Living with Quinsy (Tonsillar Phlegmon)
Recovery typically takes 1–2 weeks, but comfort measures can speed healing and prevent recurrence.
- Maintain oral hygiene: Brush teeth after meals, use alcohol‑free mouthwash.
- Stay hydrated: Aim for at least 8 cups of fluid daily; warm broths are soothing.
- Rest the voice: Limit speaking and avoid shouting.
- Monitor temperature: A fever above 38 °C after 48 h of antibiotics warrants a call.
- Complete the antibiotic course: Even if you feel better, finish all prescribed doses.
- Manage pain: Over‑the‑counter NSAIDs are safe unless contraindicated; avoid aspirin in children.
- Follow a soft‑food diet: Gradually re‑introduce solid foods as pain subsides.
- Watch for signs of recurrence: New sore throat, unilateral pain, or fever after a symptom‑free period.
Prevention
Because quinsy almost always follows tonsillitis, preventing the primary infection is key.
- Prompt treatment of strep throat: A rapid antigen test or throat culture followed by a full 10‑day course of penicillin or amoxicillin reduces complications.

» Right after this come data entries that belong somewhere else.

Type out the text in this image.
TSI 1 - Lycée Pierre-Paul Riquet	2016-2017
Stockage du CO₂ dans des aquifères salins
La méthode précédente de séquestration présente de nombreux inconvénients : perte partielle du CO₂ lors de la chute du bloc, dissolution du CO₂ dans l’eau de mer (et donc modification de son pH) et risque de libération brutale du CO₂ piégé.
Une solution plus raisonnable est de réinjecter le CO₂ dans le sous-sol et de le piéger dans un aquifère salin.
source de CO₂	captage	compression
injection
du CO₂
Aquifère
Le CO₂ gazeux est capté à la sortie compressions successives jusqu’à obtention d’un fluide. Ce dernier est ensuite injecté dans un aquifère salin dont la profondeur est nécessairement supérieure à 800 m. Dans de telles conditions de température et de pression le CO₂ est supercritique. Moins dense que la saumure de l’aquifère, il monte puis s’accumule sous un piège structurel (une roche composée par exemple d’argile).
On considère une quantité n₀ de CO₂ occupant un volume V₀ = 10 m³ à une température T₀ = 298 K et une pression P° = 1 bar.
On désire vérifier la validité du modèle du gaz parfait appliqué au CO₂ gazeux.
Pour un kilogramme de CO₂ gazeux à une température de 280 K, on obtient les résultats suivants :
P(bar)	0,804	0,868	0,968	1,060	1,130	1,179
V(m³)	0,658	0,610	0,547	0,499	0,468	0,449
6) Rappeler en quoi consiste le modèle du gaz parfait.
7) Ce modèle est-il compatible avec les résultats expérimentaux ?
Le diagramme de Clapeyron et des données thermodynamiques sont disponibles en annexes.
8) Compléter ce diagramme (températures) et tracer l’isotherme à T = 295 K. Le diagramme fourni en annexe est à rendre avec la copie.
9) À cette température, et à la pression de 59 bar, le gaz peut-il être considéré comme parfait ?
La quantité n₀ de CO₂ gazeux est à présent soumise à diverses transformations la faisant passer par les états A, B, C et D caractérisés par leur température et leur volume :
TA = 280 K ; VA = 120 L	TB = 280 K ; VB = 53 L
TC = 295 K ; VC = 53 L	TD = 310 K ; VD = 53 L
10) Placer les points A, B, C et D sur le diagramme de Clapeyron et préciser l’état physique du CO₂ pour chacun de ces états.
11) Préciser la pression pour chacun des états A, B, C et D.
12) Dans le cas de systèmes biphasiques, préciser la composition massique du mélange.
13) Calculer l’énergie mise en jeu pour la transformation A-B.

- Vaccinations: Annual influenza vaccine and COVID‑19 vaccination lower the risk of viral respiratory infections that can precipitate bacterial superinfection.
- Good hand hygiene: Wash hands with soap for ≥20 seconds, especially after coughing or being in public places.

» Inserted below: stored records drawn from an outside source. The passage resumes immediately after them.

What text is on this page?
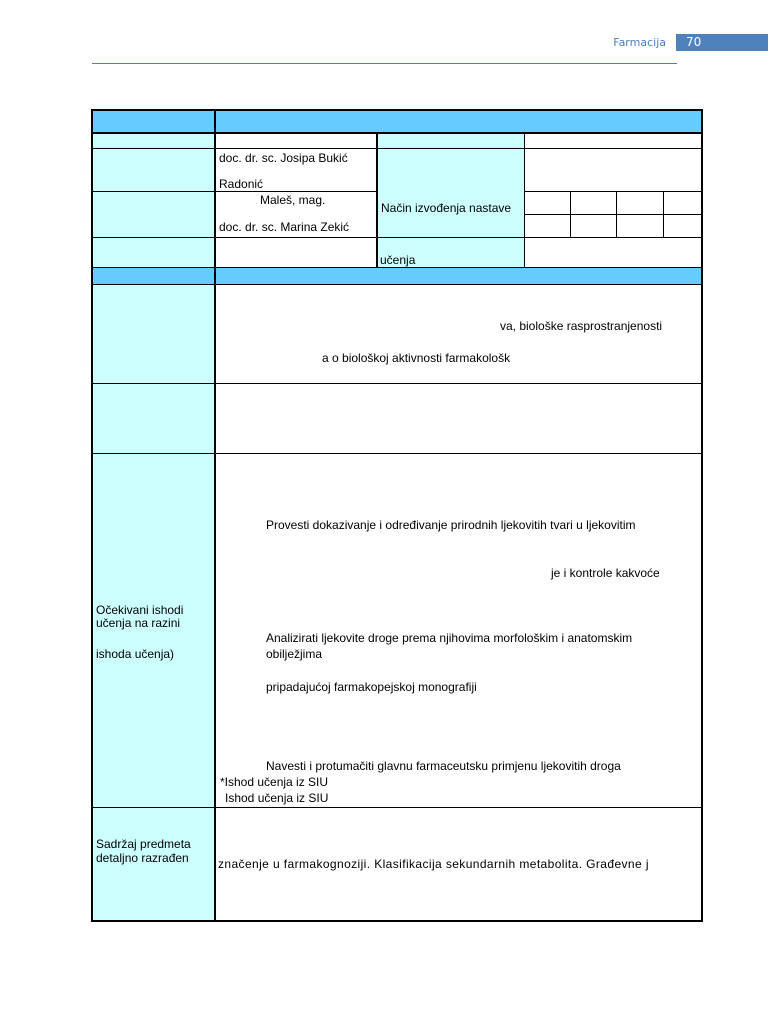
Farmacija	70
doc. dr. sc. Josipa Bukić
Radonić
Maleš, mag.
doc. dr. sc. Marina Zekić
Način izvođenja nastave
učenja
va, biološke rasprostranjenosti
a o biološkoj aktivnosti farmakološk
Očekivani ishodi
učenja na razini
ishoda učenja)
Provesti dokazivanje i određivanje prirodnih ljekovitih tvari u ljekovitim
je i kontrole kakvoće
Analizirati ljekovite droge prema njihovima morfološkim i anatomskim
obilježjima
pripadajućoj farmakopejskoj monografiji
Navesti i protumačiti glavnu farmaceutsku primjenu ljekovitih droga
*Ishod učenja iz SIU
Ishod učenja iz SIU
Sadržaj predmeta
detaljno razrađen značenje u farmakognoziji. Klasifikacija sekundarnih metabolita. Građevne j
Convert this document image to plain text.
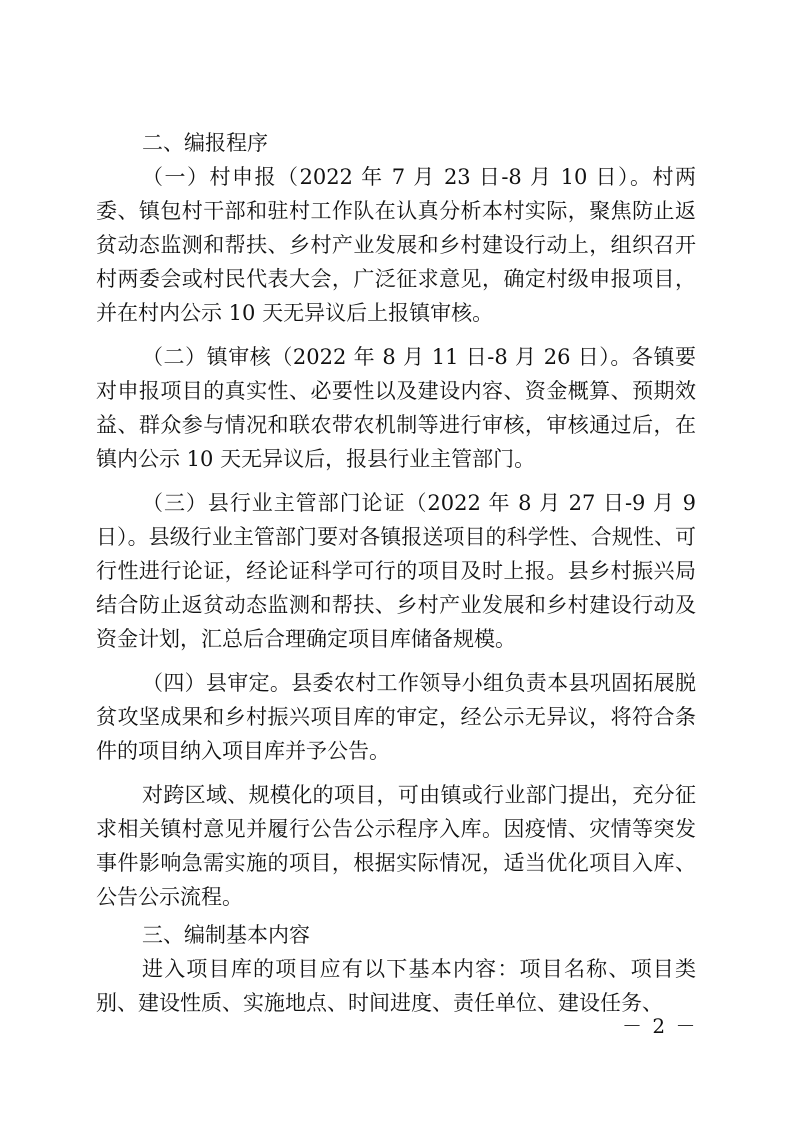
二、编报程序

（一）村申报（2022 年 7 月 23 日-8 月 10 日）。村两委、镇包村干部和驻村工作队在认真分析本村实际，聚焦防止返贫动态监测和帮扶、乡村产业发展和乡村建设行动上，组织召开村两委会或村民代表大会，广泛征求意见，确定村级申报项目，并在村内公示 10 天无异议后上报镇审核。

（二）镇审核（2022 年 8 月 11 日-8 月 26 日）。各镇要对申报项目的真实性、必要性以及建设内容、资金概算、预期效益、群众参与情况和联农带农机制等进行审核，审核通过后，在镇内公示 10 天无异议后，报县行业主管部门。

（三）县行业主管部门论证（2022 年 8 月 27 日-9 月 9 日）。县级行业主管部门要对各镇报送项目的科学性、合规性、可行性进行论证，经论证科学可行的项目及时上报。县乡村振兴局结合防止返贫动态监测和帮扶、乡村产业发展和乡村建设行动及资金计划，汇总后合理确定项目库储备规模。

（四）县审定。县委农村工作领导小组负责本县巩固拓展脱贫攻坚成果和乡村振兴项目库的审定，经公示无异议，将符合条件的项目纳入项目库并予公告。

对跨区域、规模化的项目，可由镇或行业部门提出，充分征求相关镇村意见并履行公告公示程序入库。因疫情、灾情等突发事件影响急需实施的项目，根据实际情况，适当优化项目入库、公告公示流程。

三、编制基本内容

进入项目库的项目应有以下基本内容：项目名称、项目类别、建设性质、实施地点、时间进度、责任单位、建设任务、

－ 2 －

- Avoid tobacco and e‑cigarettes: They impair mucosal immunity.
- Maintain optimal oral health: Regular dental check‑ups and flossing remove bacterial biofilm.
- Address underlying conditions: Good glucose control in diabetes, and appropriate management of immune‑suppressing therapies.
Complications
If left untreated or inadequately drained, a peritonsillar abscess can spread to adjacent structures.
- Airway obstruction: Rapid swelling can block the oropharynx, leading to respiratory distress.
- Ludwig’s angina: Infection spreads to the submandibular space, causing a dangerous neck swelling.
- Internal jugular vein thrombosis (Lemierre’s syndrome): Septic thrombophlebitis with potential pulmonary emboli.
- Spread to parapharyngeal or retropharyngeal spaces: Can cause mediastinitis.
- Chronic or recurrent quinsy: May necessitate definitive tonsillectomy.
- Sepsis: Systemic infection with fever, tachycardia, and hypotension.
These complications, although rare, underscore the importance of early medical attention.
When to Seek Emergency Care
- Severe difficulty breathing or a feeling of “tightness” in the throat.
- Inability to swallow saliva or liquids (drooling).
- Rapidly increasing swelling of the neck or floor of the mouth.
- Stridor (high‑pitched breathing sound) or noisy breathing.
- Blue‑tinged lips or skin (cyanosis).
- Sudden drop in blood pressure, rapid heart rate, or confusion.
- Fever >39 °C (102.2 °F) that does not improve after 24 hours of antibiotics.
These signs indicate a possible airway compromise or spreading infection that requires immediate intervention.
References:
- Mayo Clinic. “Peritonsillar abscess.” Updated 2023. https://www.mayoclinic.org.
- J. Lee et al., “Point‑of‑care ultrasound for peritonsillar abscess diagnosis,” Annals of Emergency Medicine, 2021;78(4):500‑507.